Might it be the case that the inability to admit the obvious about our past shows itself in fresh aggravation and consternation when we see Neo-Nazis marching today? Could it be that the simple act of failing to admit the historically true turns into complex construals that keep us from forthrightly naming present manifestations around us? I mean, how do Tennessee legislators today fail twice to pass a resolution condemning blatant racism?

Someone might say that legislatures should not issue resolutions but instead make laws. Simply refusing to support such a resolution might say something about politics more than race, though that is not how Anyabwile prefers to interpret it.

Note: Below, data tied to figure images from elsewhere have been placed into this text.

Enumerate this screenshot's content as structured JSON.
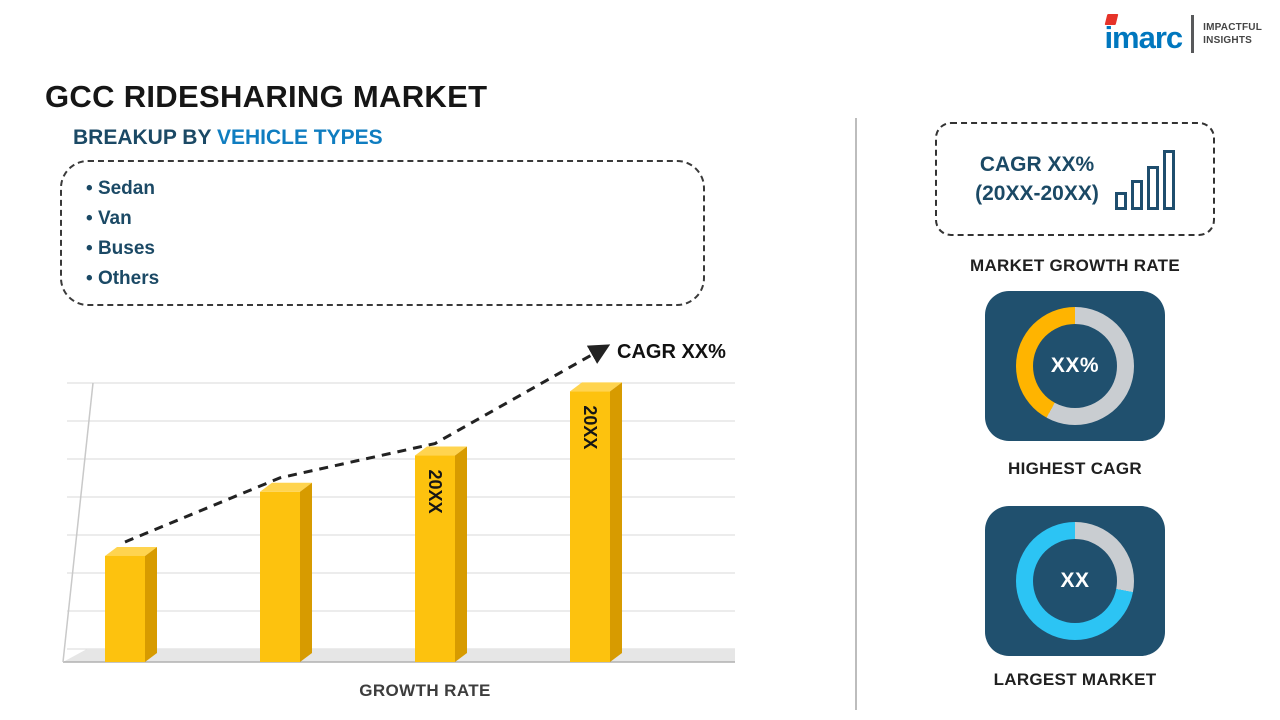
{
  "title": "GCC RIDESHARING MARKET",
  "logo": {
    "brand": "imarc",
    "tagline1": "IMPACTFUL",
    "tagline2": "INSIGHTS"
  },
  "breakup": {
    "heading_prefix": "BREAKUP BY",
    "heading_highlight": "VEHICLE TYPES",
    "items": [
      "Sedan",
      "Van",
      "Buses",
      "Others"
    ]
  },
  "chart_data": {
    "type": "bar",
    "categories": [
      "",
      "",
      "20XX",
      "20XX"
    ],
    "values": [
      38,
      61,
      74,
      97
    ],
    "ylim": [
      0,
      100
    ],
    "xlabel": "GROWTH RATE",
    "ylabel": "",
    "annotation": "CAGR XX%",
    "grid": true,
    "trend_arrow": true,
    "bar_color": "#fdc20e"
  },
  "sidebar": {
    "growth_box": {
      "line1": "CAGR XX%",
      "line2": "(20XX-20XX)",
      "caption": "MARKET GROWTH RATE"
    },
    "highest_cagr": {
      "value": "XX%",
      "caption": "HIGHEST CAGR",
      "fraction": 0.42,
      "ring_color": "#ffb400",
      "ring_rest": "#c9cdd1"
    },
    "largest_market": {
      "value": "XX",
      "caption": "LARGEST MARKET",
      "fraction": 0.72,
      "ring_color": "#2cc4f4",
      "ring_rest": "#c9cdd1"
    }
  },
  "colors": {
    "navy": "#1b4965",
    "blue": "#0f7dc0",
    "card_bg": "#20506e"
  }
}
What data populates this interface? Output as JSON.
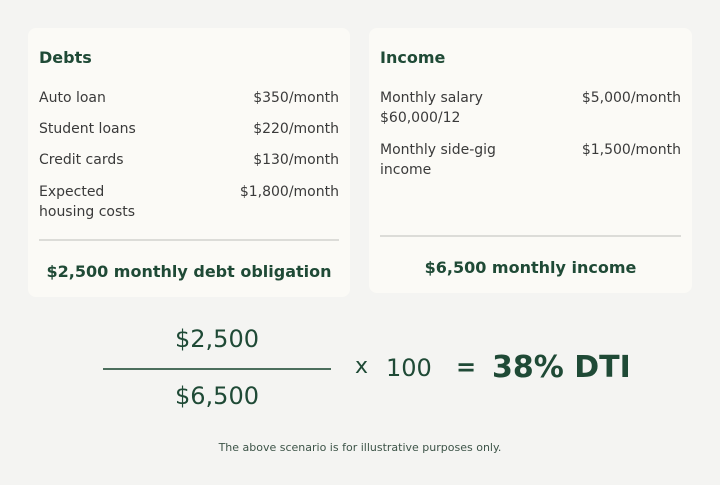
{
  "debts": {
    "title": "Debts",
    "items": [
      {
        "label": "Auto loan",
        "value": "$350/month"
      },
      {
        "label": "Student loans",
        "value": "$220/month"
      },
      {
        "label": "Credit cards",
        "value": "$130/month"
      },
      {
        "label": "Expected housing costs",
        "value": "$1,800/month"
      }
    ],
    "total": "$2,500 monthly debt obligation"
  },
  "income": {
    "title": "Income",
    "items": [
      {
        "label": "Monthly salary $60,000/12",
        "value": "$5,000/month"
      },
      {
        "label": "Monthly side-gig income",
        "value": "$1,500/month"
      }
    ],
    "total": "$6,500 monthly income"
  },
  "formula": {
    "numerator": "$2,500",
    "denominator": "$6,500",
    "times": "x",
    "multiplier": "100",
    "equals": "=",
    "result": "38% DTI"
  },
  "footnote": "The above scenario is for illustrative purposes only.",
  "colors": {
    "accent": "#1f4a36",
    "background": "#f4f4f2",
    "card": "#fbfaf6"
  }
}
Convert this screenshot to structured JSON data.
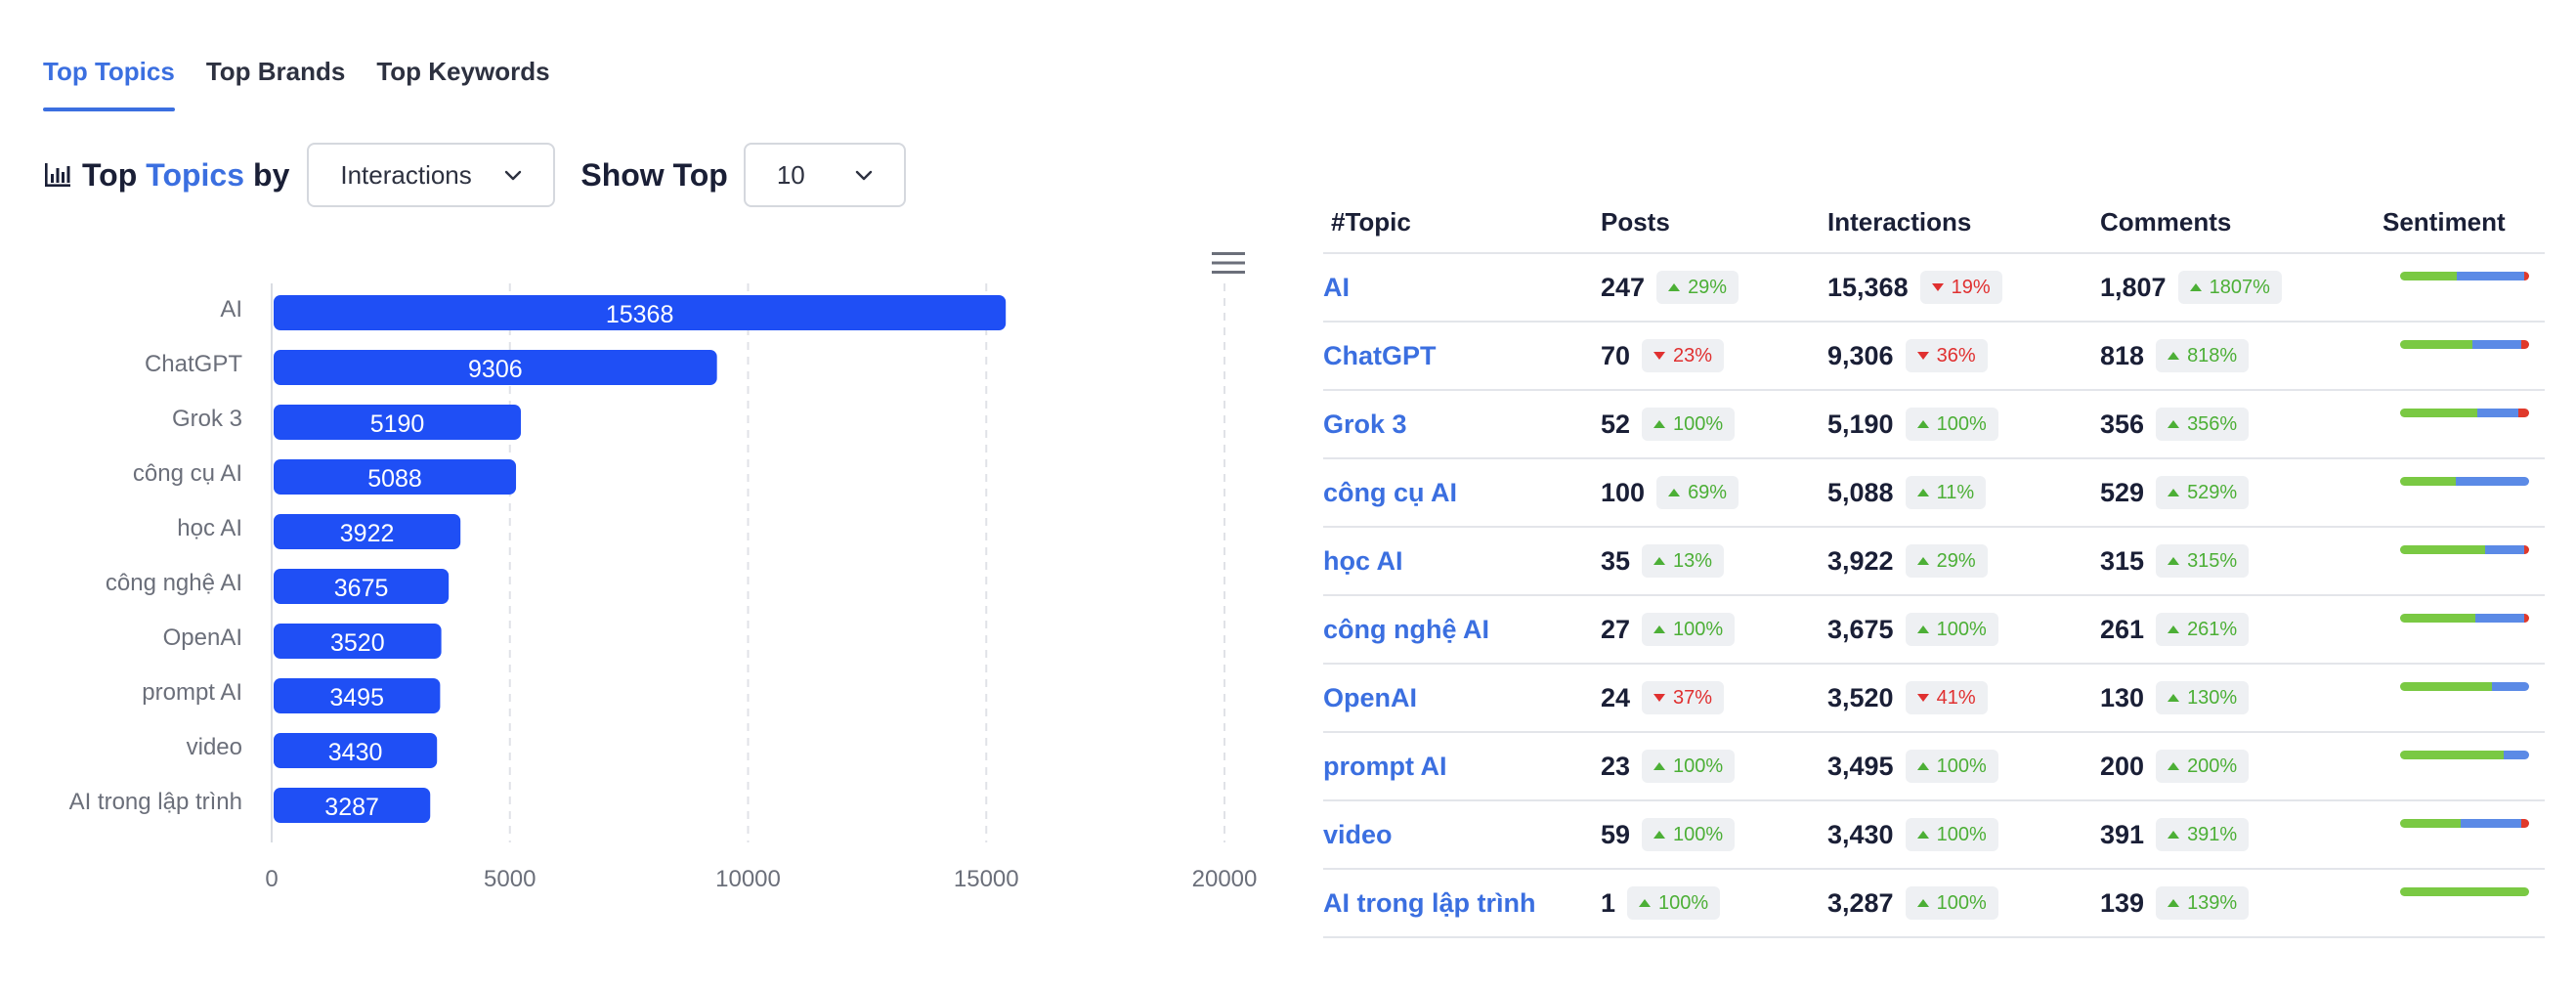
{
  "tabs": [
    {
      "label": "Top Topics",
      "active": true
    },
    {
      "label": "Top Brands",
      "active": false
    },
    {
      "label": "Top Keywords",
      "active": false
    }
  ],
  "header": {
    "title_prefix": "Top",
    "title_accent": "Topics",
    "title_suffix": "by",
    "metric_select": "Interactions",
    "show_top_label": "Show Top",
    "top_select": "10"
  },
  "colors": {
    "accent": "#3b6fe0",
    "bar": "#1f4ff5",
    "up": "#4caf36",
    "down": "#e03030",
    "sentiment_positive": "#7ac943",
    "sentiment_neutral": "#5b8ae6",
    "sentiment_negative": "#e0392b"
  },
  "chart_data": {
    "type": "bar",
    "orientation": "horizontal",
    "categories": [
      "AI",
      "ChatGPT",
      "Grok 3",
      "công cụ AI",
      "học AI",
      "công nghệ AI",
      "OpenAI",
      "prompt AI",
      "video",
      "AI trong lập trình"
    ],
    "values": [
      15368,
      9306,
      5190,
      5088,
      3922,
      3675,
      3520,
      3495,
      3430,
      3287
    ],
    "xlim": [
      0,
      20000
    ],
    "xticks": [
      0,
      5000,
      10000,
      15000,
      20000
    ],
    "grid": "vertical dashed",
    "title": "",
    "xlabel": "",
    "ylabel": ""
  },
  "table": {
    "headers": [
      "#Topic",
      "Posts",
      "Interactions",
      "Comments",
      "Sentiment"
    ],
    "rows": [
      {
        "topic": "AI",
        "posts": "247",
        "posts_change": "29%",
        "posts_dir": "up",
        "interactions": "15,368",
        "inter_change": "19%",
        "inter_dir": "down",
        "comments": "1,807",
        "comm_change": "1807%",
        "comm_dir": "up",
        "sentiment": [
          0.44,
          0.52,
          0.04
        ]
      },
      {
        "topic": "ChatGPT",
        "posts": "70",
        "posts_change": "23%",
        "posts_dir": "down",
        "interactions": "9,306",
        "inter_change": "36%",
        "inter_dir": "down",
        "comments": "818",
        "comm_change": "818%",
        "comm_dir": "up",
        "sentiment": [
          0.56,
          0.38,
          0.06
        ]
      },
      {
        "topic": "Grok 3",
        "posts": "52",
        "posts_change": "100%",
        "posts_dir": "up",
        "interactions": "5,190",
        "inter_change": "100%",
        "inter_dir": "up",
        "comments": "356",
        "comm_change": "356%",
        "comm_dir": "up",
        "sentiment": [
          0.6,
          0.32,
          0.08
        ]
      },
      {
        "topic": "công cụ AI",
        "posts": "100",
        "posts_change": "69%",
        "posts_dir": "up",
        "interactions": "5,088",
        "inter_change": "11%",
        "inter_dir": "up",
        "comments": "529",
        "comm_change": "529%",
        "comm_dir": "up",
        "sentiment": [
          0.43,
          0.57,
          0.0
        ]
      },
      {
        "topic": "học AI",
        "posts": "35",
        "posts_change": "13%",
        "posts_dir": "up",
        "interactions": "3,922",
        "inter_change": "29%",
        "inter_dir": "up",
        "comments": "315",
        "comm_change": "315%",
        "comm_dir": "up",
        "sentiment": [
          0.66,
          0.3,
          0.04
        ]
      },
      {
        "topic": "công nghệ AI",
        "posts": "27",
        "posts_change": "100%",
        "posts_dir": "up",
        "interactions": "3,675",
        "inter_change": "100%",
        "inter_dir": "up",
        "comments": "261",
        "comm_change": "261%",
        "comm_dir": "up",
        "sentiment": [
          0.58,
          0.38,
          0.04
        ]
      },
      {
        "topic": "OpenAI",
        "posts": "24",
        "posts_change": "37%",
        "posts_dir": "down",
        "interactions": "3,520",
        "inter_change": "41%",
        "inter_dir": "down",
        "comments": "130",
        "comm_change": "130%",
        "comm_dir": "up",
        "sentiment": [
          0.71,
          0.29,
          0.0
        ]
      },
      {
        "topic": "prompt AI",
        "posts": "23",
        "posts_change": "100%",
        "posts_dir": "up",
        "interactions": "3,495",
        "inter_change": "100%",
        "inter_dir": "up",
        "comments": "200",
        "comm_change": "200%",
        "comm_dir": "up",
        "sentiment": [
          0.8,
          0.2,
          0.0
        ]
      },
      {
        "topic": "video",
        "posts": "59",
        "posts_change": "100%",
        "posts_dir": "up",
        "interactions": "3,430",
        "inter_change": "100%",
        "inter_dir": "up",
        "comments": "391",
        "comm_change": "391%",
        "comm_dir": "up",
        "sentiment": [
          0.47,
          0.47,
          0.06
        ]
      },
      {
        "topic": "AI trong lập trình",
        "posts": "1",
        "posts_change": "100%",
        "posts_dir": "up",
        "interactions": "3,287",
        "inter_change": "100%",
        "inter_dir": "up",
        "comments": "139",
        "comm_change": "139%",
        "comm_dir": "up",
        "sentiment": [
          1.0,
          0.0,
          0.0
        ]
      }
    ]
  }
}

At the same time, Joe Carter, one of Anyabwile’s colleagues at The Gospel Coalition, warned that one danger of intersectionality is to nurture among Christians a sense of identity that relies more on demographic qualities than on a shared faith in Christ.

intersection theory may be of some use to Christians. But when it is used to justify the creation of ever more narrow and increasingly divisive identity groups, it becomes another secular worldview that Christians must reject.

While characteristics such as race and gender are not erased when a person becomes a member of God’s kingdom, our identity as Christians is rebuilt around Jesus. As the apostle Peter says, “you are a chosen race, a royal priesthood, a holy nation, a people for his own possession, that you may proclaim the excellencies of him who called you out of darkness into his marvelous light” (1 Pet. 2:9).

Such an understanding of Christian identity might prod me to think that Anyabwile, because of our shared identity in Christ, would support a resolution that condemned sinning against the Fourth Commandment. And if he did not lend his support, then I might also be tempted to conclude, as he does about the Tennessee legislature’s bona fides on race relations, that he is not properly concerned to defend the law of God; I might even conclude that someone who failed to support a resolution condemning violation of the Lord’s Day was a moral relativist because God’s law is the basis for any understanding of morality.

But I can well imagine that someone would object that a resolution condemning Sabbath desecration is really just my interpretation of the Fourth Commandment, not the one that all Christians who trust Christ accept. Of course, my understanding of the Lord’s Day leans heavily on my own convictions as a Presbyterian and what the Westminster Confession and Catechisms say about God’s law and the Fourth Commandment.

In which case, I don’t conclude that someone who refuses to support a resolution against Sabbath desecration is a bad Christian or a moral relativist. I believe the Ten Commandments to be obvious in the truths they communicate about God and our duty to serve him and love neighbors. But I also get it that Christians disagree on how to apply those truths to politics, society, and non-church institutions. Heck, not even Presbyterians agree on how to observe the Sabbath.

I wonder then if Anyabwile can be similarly flexible about opposition to racism and how obviously objectionable it is. A lot of people may oppose it but they may not agree on the methods to do so. I also wonder if he can make that concession, then perhaps he will be less inclined to reach certain judgments about those who dissent from the way he chooses to communicate about race relations.